The Office of the United Nations Population Fund (UNFPA) in Ghana has said that most females suffering from obstetric fistula fail to report to health facilities.
The office observed that in some cases the patients were unaware of the condition, while in some communities the disease was associated with superstition.
The Programme Analyst for Reproductive Health and Humanitarian Assistance of the UNFPA-Ghana, Dr Claudia Donkor, therefore, called for a thorough public discussion about the condition in order to create awareness.
"It shouldn't be shrouded in mystery.
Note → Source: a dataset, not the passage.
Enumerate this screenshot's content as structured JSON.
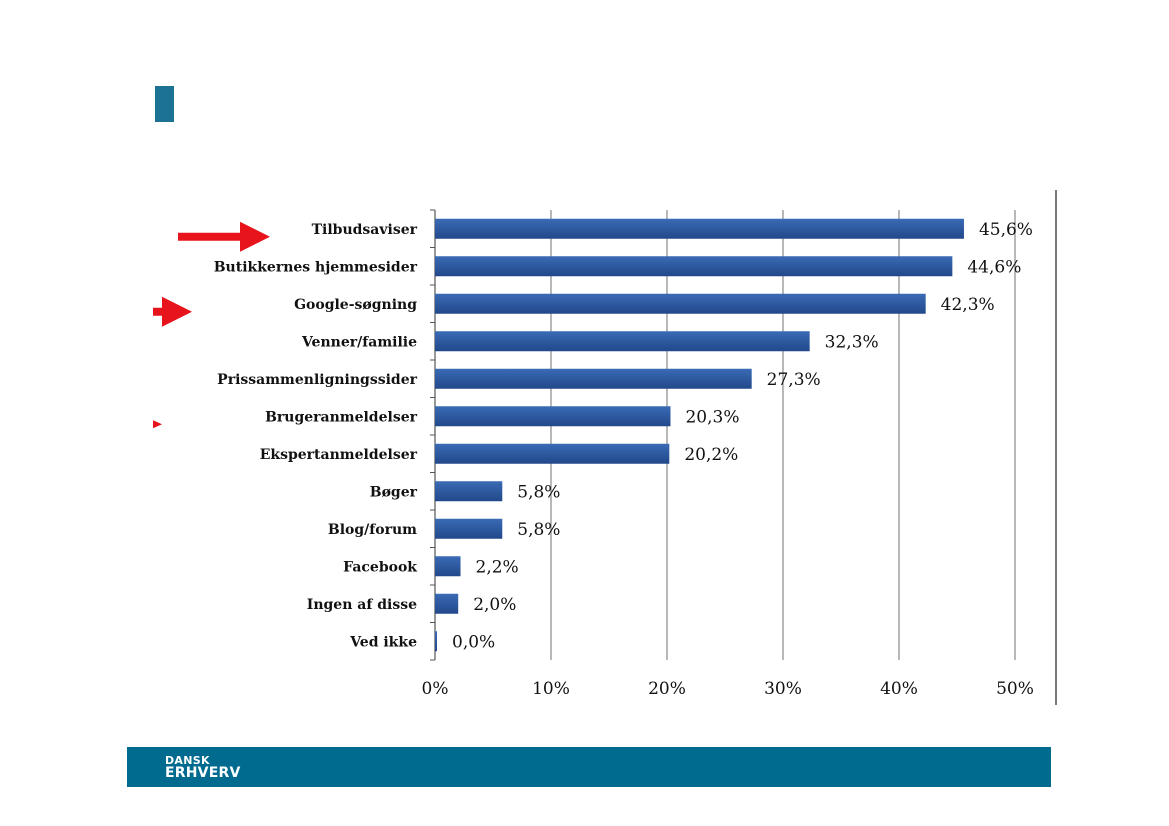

It is a medical condition and not a curse,so people should understand what it is,” she said.
What is fistula?
Obstetric fistula occurs when an abnormal hole develops between the vagina, rectum and/or the bladder following prolonged or obstructed labour.
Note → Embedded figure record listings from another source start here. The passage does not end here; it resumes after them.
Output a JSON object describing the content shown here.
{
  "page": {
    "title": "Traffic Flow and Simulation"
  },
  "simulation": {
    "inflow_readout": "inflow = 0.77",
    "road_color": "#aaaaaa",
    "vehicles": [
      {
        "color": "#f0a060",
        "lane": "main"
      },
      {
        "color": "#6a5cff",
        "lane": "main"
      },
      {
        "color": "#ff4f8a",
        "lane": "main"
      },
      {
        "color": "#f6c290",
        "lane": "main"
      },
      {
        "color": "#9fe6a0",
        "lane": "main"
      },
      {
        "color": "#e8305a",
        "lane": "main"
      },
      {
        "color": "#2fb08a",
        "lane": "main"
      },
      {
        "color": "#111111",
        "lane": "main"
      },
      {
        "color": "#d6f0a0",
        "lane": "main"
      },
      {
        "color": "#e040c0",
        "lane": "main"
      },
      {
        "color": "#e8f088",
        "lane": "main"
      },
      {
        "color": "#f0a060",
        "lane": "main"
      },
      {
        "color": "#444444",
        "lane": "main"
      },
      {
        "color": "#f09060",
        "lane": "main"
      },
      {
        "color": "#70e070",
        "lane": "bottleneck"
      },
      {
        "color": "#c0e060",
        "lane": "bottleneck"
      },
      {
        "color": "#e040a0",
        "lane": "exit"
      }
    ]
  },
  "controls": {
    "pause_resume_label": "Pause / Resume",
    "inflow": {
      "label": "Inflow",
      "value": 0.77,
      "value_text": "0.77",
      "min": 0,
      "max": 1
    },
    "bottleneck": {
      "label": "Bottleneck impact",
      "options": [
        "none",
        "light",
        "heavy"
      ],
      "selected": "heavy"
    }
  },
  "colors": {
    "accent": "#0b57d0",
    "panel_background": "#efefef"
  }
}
This causes the woman or girl to leak urine or faeces or both.
Dr Donkor said anyone within the reproductive age was at risk of obstetric fistula, and that the risk factors were early pregnancy, child marriage, late pregnancy for older women, traditional practices such as female genital mutilation, and not having access to the services of skilled birth attendants.
Obstetric fistula is a global problem, and the United Nations commemorates the International Day to End Obstetric Fistula on May 23 every year.
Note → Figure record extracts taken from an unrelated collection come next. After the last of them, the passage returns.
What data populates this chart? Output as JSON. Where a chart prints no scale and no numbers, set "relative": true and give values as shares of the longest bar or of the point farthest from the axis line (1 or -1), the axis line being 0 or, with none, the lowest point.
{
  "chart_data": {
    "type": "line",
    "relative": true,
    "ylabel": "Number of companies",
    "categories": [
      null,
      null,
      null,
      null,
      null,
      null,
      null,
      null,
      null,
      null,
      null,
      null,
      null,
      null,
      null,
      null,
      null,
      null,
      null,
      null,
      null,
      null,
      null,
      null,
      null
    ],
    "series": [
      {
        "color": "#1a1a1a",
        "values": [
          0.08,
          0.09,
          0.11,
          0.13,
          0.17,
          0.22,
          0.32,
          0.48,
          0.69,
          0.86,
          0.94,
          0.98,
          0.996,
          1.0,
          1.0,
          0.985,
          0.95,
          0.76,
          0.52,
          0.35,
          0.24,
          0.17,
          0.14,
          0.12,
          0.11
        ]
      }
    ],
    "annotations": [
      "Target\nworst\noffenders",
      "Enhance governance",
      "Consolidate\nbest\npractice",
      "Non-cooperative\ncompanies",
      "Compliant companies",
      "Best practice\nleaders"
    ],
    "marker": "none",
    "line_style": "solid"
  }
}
This year's commemoration was dubbed: "End Fistula Now: Invest in Quality Health Care, Empower Communities".
In Ghana, fistula has been recorded in all 16 regions, but most of the cases have been found in the northern parts.
Delayed reporting Dr Donkor said delay in seeking treatment for fistula could result in complications, which include infections such as sepsis and urinary tract infections, which occur as a result of the uncontrolled urine and faeces leakage in the affected area; impact on their sexual and reproductive health, including the desire to have sex, and challenging subsequent childbirths and potentially complicated surgical repairs.
She said the good thing, however, was that fistula did not kill, explaining that it was more of a morbidity issue than mortality, which affected the quality of the life of those living with it.
She said some sufferers have had to live with the condition for years, citing one woman who lived with it for 40 years before getting treated.
Fistula, Dr Donkor explained, solely required surgery to repair rather than medication.
She said in Ghana, the cost of surgery for fistula was estimated at approximately $700,adding that this could be more depending on how complex the condition was.
It is estimated that approximately 1,300 new cases occur in Ghana every year, while there are less than 20 surgeons in the country who can perform obstetric fistula surgeries.
Dr Donkor called on communities, including traditional and faith-based leaders, to demystify fistula and appreciate it as a medical condition which could be treated.
The Head of Safe Motherhood Programme of the Ghana Health Service (GHS), Dr Chris Opoku Fofie, advised pregnant women and girls against delivery at home.
He encouraged them to rather deliver at health facilities where they would have access to trained health staff to help them to deliver safely.
He said long distances to health facilities and cost of transportation had been identified as the reasons why some people delivered at home, and advised family members to facilitate the travel of pregnant women to heath facilities where they can deliver safely.
Dr Fofie encouraged the public to educate such patients to seek help at medical facilities.
An obstetrician/gynaecologist of the Korle Bu Teaching Hospital and a fistula surgeon, Dr Gabriel Yao-Kumah Ganyaglo, said if one reported to the hospital within three months of getting the condition, it was possible that the person could be cured with other treatment options without going through surgery.
He, however, said when complications set in, surgery was the sole choice, adding that delayed reporting to the hospital was most likely accompanied by infections.
“If you delay, the vagina becomes scarred and repairs become difficult,” he added.
The Paramount Queenmother of Mankessim, Nana Dr Ama Amissah III, told the Daily Graphic that some queenmothers did not have any knowledge about the condition, hence their inability to create awareness of it in their communities.